The silence in Ryan’s dorm room had a different quality now.
It was the silence of a sophomore year at UAF, of a schedule he could navigate blindfolded, of a landscape that felt baked into his bones. He was back in Alaska. By every measure he’d once held, he should have been happy. The constant, empty static of Los Angeles was gone, replaced by the genuine, profound quiet of the interior. But since Riley had stopped texting, the nights had grown longer, and the cold seeped in past the double-paned windows.
His phone lay screen-down on the textbook-strewn desk. He didn’t flip it over. He knew what wasn’t there.

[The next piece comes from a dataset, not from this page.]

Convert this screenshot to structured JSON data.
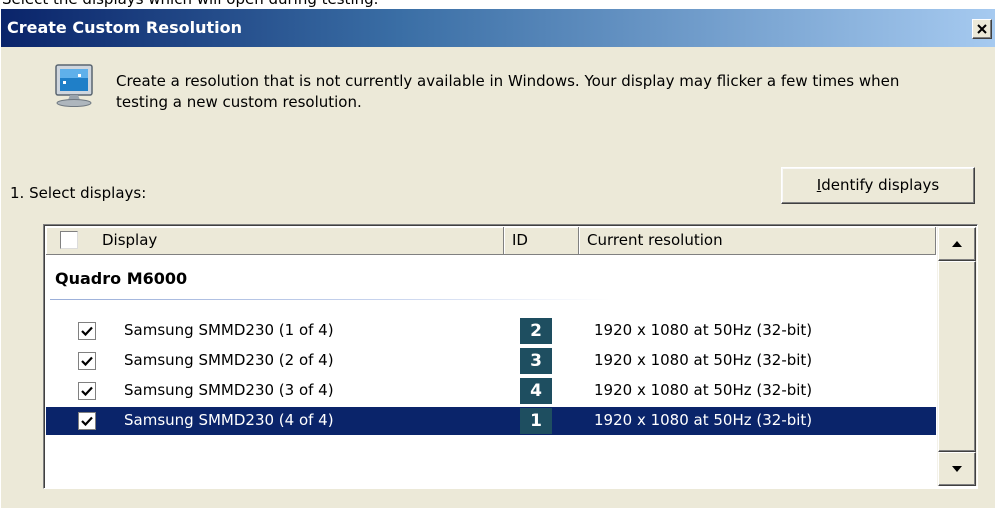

On the floor by his bed sat the half-empty bottle of Jameson. He hadn’t touched it. It was a museum piece, a monument to a hard-packed choice. The label was facing the wall.
A heavy knock shook his door, two quick pounds. “O’Connor! You decomposing in there?” Dan Brewster’s voice, muffled by the wood, was a welcome jolt of the present.
Ryan swung the door open. Dan stood in the hallway, a blast of cold air clinging to his parka. He held a six pack of Pepsi in one hand and a pizza box in the other. “Sustenance,” Dan announced, brushing past him. “You look like you’ve been mainlining calculus.”
“Just practicing my corpse impression,” Ryan said, his voice flat. “For the theater department.”
Dan dropped the pizza box on the cluttered desk, nudging a physics textbook aside. He cracked two beers open, the hiss loud in the quiet room. He handed one to Ryan without looking at him. “Your method acting is too convincing. Eat something.”
Ryan took one of the sodas. The can was cold, a sharp contrast to the stale, warm air of the dorm. As .e started to drink Dan folded a slice of pizza in half and take a huge bite, chewing with a focus that was almost aggressive.
“You know,” Dan said around the food, gesturing with the crust. “Most people, when they escape the hellscape of Los Angeles and return to the promised land, they seem… I don’t know. Happy?”
“I’m not most people.” Ryan finally took a sip. The beer was bitter and cheap.
“No kidding.” Dan’s eyes scanned the room, landing on the bottle of Jameson by the bed. His chewing slowed. “Still keeping your monument dusted?”
Dan finished his slice and wiped his hands on his jeans. “Look, man. The silent, brooding Alaskan thing works for about a month. We’re pushing a year. You got your home back. You’re acing your classes. You’ve got a job lined up with my uncle for the summer. What’s the missing variable?”
“It’s not an equation.” Ryan’s voice was tight.
“Everything’s an equation. You taught me that. Input, output. You came back. Output was supposed to be… not this.” Dan leaned against the desk, crossing his arms. The friendly bulldozer was gone. This was the Dan who could dissect a faulty raid strategy in World of Warcraft for an hour. “The noise is gone, right? The LA static?”
“Yeah.”
“And?”
Ryan stared at the concrete floor between his boots. “It’s quieter now.”
“Good quiet or bad quiet?”
The question hung there. Ryan thought of the silence in this room, waiting for a text vibration that never came. He thought of the silence in his truck, driving familiar roads with no one to point out the light on the mountains. It was the same silence that had been in his house after his dad died. Full and empty at the same time.
“It’s just quiet,” Ryan said finally.
Dan nodded, like he’d confirmed a hypothesis. He pushed off the desk and walked to the window, looking out at the darkening campus. “You miss her.”
“She stopped texting.”
“And you’re too proud or too stupid to text her first. Classic O’Connor strategic withdrawal.” Dan turned back. “You moved your body three thousand miles. Did you think your heart would just… catch up?”
Ryan felt a flare of old anger. “You don’t get it.”
“I get that you’re sitting in a dark room with a bottle of whiskey you won’t drink, treating a girl who loved you like a closed ticket. That’s not logic, Ryan. That’s just pain with a college credit.”
The word ‘loved’ past tense, hit the room like a door slamming. Ryan’s hand tightened around the beer can. The aluminum dented with a soft crunch.
Dan saw it. His voice softened, just a degree. “You wanted the quiet back. You got it. Now you have to live in it. All of it.” He grabbed his parka from the back of Ryan’s chair. “Pizza’s getting cold. And for God’s sake, either drink that whiskey or throw it out. It’s depressing.”
He left, closing the door with a quiet click. The silence rushed back in, deeper now, charged with the words still hanging in the air.
Ryan set the crumpled soda can down. He walked over to the bottle, crouching in front of it. He didn’t pick it up. He just turned the label to face him. The glass was cold. He could see the faint, dusty outline on the floor where it had sat, turned away.
He stayed there on his haunches, his breath the only sound in the long, cold quiet.